Broad speaks from experience. He helped fund the Walt Disney Concert Hall in Los Angeles, designed by Gehry. A Broad Museum in Los Angeles, under construction by the firm Diller Scofidio + Renfro, will house some of Broad's art collection, which many institutions covet. The principal cultural benefactor in Los Angeles, Broad also sits on the board of the Museum of Modern Art in New York.
"The building clearly announces the university's desire to be firmly planted in this new century, and in the next century," says Michael Rush, the Broad Museum's new director.

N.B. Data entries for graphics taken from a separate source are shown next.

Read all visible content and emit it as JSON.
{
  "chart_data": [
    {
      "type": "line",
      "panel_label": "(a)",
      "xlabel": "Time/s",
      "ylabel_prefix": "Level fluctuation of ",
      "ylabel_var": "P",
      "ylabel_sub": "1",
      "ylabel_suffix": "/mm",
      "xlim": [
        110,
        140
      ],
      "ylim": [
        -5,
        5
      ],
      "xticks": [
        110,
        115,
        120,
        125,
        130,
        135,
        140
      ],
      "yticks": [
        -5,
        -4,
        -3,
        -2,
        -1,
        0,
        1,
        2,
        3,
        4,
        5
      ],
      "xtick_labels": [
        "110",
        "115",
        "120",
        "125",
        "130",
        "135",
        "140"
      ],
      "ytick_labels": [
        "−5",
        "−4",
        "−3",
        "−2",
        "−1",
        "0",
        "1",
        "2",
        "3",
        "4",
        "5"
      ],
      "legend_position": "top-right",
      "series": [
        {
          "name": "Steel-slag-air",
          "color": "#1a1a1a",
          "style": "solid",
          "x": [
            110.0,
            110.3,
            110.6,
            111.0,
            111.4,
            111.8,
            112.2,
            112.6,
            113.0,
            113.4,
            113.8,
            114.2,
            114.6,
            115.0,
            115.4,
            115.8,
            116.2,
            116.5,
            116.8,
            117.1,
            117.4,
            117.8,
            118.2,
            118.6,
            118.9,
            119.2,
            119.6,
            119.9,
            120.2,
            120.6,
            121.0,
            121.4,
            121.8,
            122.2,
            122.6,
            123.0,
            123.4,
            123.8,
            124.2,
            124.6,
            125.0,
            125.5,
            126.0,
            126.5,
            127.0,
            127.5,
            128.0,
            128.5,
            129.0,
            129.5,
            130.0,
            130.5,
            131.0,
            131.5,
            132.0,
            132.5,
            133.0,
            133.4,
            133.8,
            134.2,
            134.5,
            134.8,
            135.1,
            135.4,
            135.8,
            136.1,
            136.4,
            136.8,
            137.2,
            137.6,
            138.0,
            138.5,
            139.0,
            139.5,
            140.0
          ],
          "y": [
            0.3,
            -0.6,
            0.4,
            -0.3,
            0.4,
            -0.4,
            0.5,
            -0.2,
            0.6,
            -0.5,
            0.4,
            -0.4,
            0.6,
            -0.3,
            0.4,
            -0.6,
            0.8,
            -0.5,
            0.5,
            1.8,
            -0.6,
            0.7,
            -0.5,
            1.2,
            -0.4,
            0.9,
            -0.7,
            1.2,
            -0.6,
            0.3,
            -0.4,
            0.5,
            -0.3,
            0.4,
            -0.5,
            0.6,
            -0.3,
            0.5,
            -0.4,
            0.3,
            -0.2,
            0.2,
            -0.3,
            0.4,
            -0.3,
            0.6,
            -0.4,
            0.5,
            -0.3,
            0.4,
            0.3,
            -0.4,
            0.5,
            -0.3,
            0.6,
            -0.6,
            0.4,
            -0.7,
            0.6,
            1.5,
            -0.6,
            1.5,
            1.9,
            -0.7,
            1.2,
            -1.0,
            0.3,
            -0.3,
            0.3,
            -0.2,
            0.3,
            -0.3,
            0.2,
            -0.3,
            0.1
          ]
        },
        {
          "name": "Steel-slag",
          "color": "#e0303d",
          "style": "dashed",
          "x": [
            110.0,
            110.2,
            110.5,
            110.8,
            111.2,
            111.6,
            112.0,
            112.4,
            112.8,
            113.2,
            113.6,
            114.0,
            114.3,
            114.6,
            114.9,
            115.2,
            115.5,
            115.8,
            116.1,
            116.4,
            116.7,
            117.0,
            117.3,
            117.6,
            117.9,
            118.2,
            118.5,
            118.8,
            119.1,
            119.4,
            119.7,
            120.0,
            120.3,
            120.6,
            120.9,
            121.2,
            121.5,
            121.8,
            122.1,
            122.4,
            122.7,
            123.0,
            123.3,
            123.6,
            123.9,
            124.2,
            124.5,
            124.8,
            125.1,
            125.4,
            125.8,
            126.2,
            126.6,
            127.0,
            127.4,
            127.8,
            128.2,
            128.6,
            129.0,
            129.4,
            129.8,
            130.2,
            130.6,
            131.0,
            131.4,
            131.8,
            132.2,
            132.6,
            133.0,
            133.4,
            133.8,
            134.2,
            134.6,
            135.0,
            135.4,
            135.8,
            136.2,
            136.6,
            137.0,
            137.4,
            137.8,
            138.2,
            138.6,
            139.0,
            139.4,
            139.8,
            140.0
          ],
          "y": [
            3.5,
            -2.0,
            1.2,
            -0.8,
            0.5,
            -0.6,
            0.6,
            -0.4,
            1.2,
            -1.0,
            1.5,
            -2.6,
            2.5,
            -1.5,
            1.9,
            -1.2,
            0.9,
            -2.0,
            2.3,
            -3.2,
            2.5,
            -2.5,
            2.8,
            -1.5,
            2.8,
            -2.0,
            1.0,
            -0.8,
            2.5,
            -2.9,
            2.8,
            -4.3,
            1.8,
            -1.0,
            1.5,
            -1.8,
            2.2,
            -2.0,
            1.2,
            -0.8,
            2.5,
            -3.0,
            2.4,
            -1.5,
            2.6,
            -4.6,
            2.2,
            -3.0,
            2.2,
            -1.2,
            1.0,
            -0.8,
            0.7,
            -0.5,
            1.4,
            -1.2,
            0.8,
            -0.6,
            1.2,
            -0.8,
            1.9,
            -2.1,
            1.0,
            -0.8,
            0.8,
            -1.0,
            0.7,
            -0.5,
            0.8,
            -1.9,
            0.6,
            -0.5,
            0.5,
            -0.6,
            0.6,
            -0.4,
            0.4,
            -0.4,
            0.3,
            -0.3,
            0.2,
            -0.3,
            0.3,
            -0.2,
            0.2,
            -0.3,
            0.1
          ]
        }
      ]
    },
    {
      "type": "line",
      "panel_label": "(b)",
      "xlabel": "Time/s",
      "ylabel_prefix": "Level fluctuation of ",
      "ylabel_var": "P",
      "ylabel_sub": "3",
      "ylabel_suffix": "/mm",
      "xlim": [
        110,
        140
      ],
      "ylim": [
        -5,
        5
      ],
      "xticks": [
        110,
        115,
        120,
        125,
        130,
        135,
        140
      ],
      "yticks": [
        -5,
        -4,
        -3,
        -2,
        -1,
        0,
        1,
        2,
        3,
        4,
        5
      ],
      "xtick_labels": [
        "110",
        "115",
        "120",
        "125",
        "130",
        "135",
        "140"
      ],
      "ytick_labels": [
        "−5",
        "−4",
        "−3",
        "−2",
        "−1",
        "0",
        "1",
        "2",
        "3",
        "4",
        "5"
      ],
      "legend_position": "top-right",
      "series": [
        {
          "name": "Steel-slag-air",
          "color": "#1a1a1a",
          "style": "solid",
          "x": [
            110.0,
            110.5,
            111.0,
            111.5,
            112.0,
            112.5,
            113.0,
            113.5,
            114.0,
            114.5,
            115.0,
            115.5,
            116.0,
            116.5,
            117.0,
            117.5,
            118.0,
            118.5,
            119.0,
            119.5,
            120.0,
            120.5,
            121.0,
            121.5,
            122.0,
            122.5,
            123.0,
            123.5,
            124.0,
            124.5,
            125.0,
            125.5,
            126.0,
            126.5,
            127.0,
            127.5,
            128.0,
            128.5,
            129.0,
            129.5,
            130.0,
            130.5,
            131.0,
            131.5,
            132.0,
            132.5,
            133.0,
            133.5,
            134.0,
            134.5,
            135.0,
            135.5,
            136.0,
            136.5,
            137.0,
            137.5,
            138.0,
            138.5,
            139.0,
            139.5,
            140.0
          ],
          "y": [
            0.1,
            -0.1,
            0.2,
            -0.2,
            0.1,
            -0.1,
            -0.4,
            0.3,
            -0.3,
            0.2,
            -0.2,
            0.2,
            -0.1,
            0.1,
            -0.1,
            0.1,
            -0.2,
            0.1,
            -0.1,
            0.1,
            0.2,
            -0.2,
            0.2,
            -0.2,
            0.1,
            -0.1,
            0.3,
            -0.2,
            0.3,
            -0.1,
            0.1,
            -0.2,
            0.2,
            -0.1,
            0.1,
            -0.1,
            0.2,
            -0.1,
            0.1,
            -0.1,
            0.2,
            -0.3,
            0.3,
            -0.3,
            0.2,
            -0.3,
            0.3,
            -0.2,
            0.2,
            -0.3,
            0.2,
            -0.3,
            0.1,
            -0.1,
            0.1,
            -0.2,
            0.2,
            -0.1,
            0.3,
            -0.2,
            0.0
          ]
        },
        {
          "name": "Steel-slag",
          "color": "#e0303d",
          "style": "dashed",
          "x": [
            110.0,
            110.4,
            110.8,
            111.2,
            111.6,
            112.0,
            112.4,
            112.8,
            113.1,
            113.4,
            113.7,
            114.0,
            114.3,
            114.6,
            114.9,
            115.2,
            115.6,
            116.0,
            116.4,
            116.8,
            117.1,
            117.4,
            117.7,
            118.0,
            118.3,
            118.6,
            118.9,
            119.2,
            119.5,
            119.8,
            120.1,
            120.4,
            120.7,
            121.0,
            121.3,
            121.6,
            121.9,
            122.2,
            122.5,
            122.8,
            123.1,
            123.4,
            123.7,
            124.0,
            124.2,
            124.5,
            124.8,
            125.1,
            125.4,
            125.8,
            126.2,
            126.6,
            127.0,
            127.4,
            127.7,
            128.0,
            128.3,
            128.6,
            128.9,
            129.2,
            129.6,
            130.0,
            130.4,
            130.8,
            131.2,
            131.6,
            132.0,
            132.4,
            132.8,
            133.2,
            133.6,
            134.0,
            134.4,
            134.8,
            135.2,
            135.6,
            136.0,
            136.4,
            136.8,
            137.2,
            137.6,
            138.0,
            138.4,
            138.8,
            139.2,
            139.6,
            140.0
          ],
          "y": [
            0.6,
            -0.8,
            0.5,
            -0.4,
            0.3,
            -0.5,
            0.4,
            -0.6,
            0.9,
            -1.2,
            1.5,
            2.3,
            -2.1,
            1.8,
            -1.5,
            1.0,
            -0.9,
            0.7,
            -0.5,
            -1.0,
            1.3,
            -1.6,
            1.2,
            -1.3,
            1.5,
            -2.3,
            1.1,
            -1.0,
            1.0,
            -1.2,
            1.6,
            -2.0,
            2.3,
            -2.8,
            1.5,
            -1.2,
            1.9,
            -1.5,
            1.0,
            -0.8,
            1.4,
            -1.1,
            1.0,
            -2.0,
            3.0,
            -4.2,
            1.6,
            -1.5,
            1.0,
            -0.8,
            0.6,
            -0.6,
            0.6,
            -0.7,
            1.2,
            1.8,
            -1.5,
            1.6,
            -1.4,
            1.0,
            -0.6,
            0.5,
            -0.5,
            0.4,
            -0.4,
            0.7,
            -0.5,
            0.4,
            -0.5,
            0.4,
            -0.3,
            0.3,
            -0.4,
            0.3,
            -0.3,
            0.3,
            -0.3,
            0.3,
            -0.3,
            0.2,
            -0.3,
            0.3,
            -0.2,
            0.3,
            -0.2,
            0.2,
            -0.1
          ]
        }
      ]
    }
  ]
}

"It has a very futuristic patina to it," Rush notes. "The word that I keep using about it is dynamism. This building is almost literally launching toward the future.
"Most museums – the Metropolitan, the Louvre, any of our great museums – when you go into them, you feel a certain reverence. You feel a silence. You feel a magnificence," he says.
"That is not the feeling with this building. When you come into this building you feel off kilter – the windows lean toward the east or the west. The galleries are not white boxes. Once you're caught off guard like that, it heightens your perception, your attention, and your sensitivities. This is very congruent with what artists have been doing, at least since the 1960: trying to redirect our perceptions."
The museum's opening exhibition, Global Groove 1973/2012, aims to bring those artists to a new audience, which includes the US's largest concentration of Arab-Americans in the Detroit area, a short drive away. The show includes the work of the Palestinian artist Bashar Alhroub.
"It is an interesting time for Arab artists," Hadid says. "Their work has evolved with its own characteristic voice. For millennia, the arts and sciences have bridged the cultural divide between East and West, showing us these worlds are not mutually exclusive, but rather layered upon each other and profoundly interlinked."
Eli Broad, art advocate
Eli Broad (rhymes with "road") built his fortune, now valued at some US$5.8 billion (Dh21bn), on small affordable houses, but his reputation rests on grander projects. The art collector was a founder of the Museum of Contemporary Art (MoCA) in Los Angeles, now a controversial laboratory for his populist goal of expanding public interest in museums.
Broad's philanthropic footprint is all over Los Angeles and broadening – the Walt Disney Concert Hall, the Broad Center at UCLA (designed by Richard Meier) and the forthcoming Broad Museum (across from the Disney hall).
The businessman also made art market history in 1994 for buying Roy Lichtenstein's I …I'm Sorry at Sotheby's for $2.5m, which Broad charged to his American Express card, donating 2.5 million frequent flyer miles to art students.
Broad recently published a memoir, titled The Art of Being Unreasonable: Lessons in Unconventional Thinking.
Arabs in Michigan
As the state of Michigan struggles to retain its heavy industry, families are moving away. Yet Arabs are rushing in. Early immigrants (mostly Lebanese) were first attracted to Detroit and the neighbouring city of Dearborn in the 1920s by the promise of auto industry jobs.
A recent estimate puts the Arab population in and around Detroit at more than 400,000 ? a number that may be undercounted as more Egyptians and Syrians arrive.
Connecting with that community is a goal of the Broad Art Museum, says the director Michael Rush. Besides the Palestinian artist Bashar Alhroub, artists from Islamic countries including Negar Behbahani (Iran) and Basir Mahmood (Pakistan) are also represented in the museum's inaugural exhibition, Global Groove 1973/2012.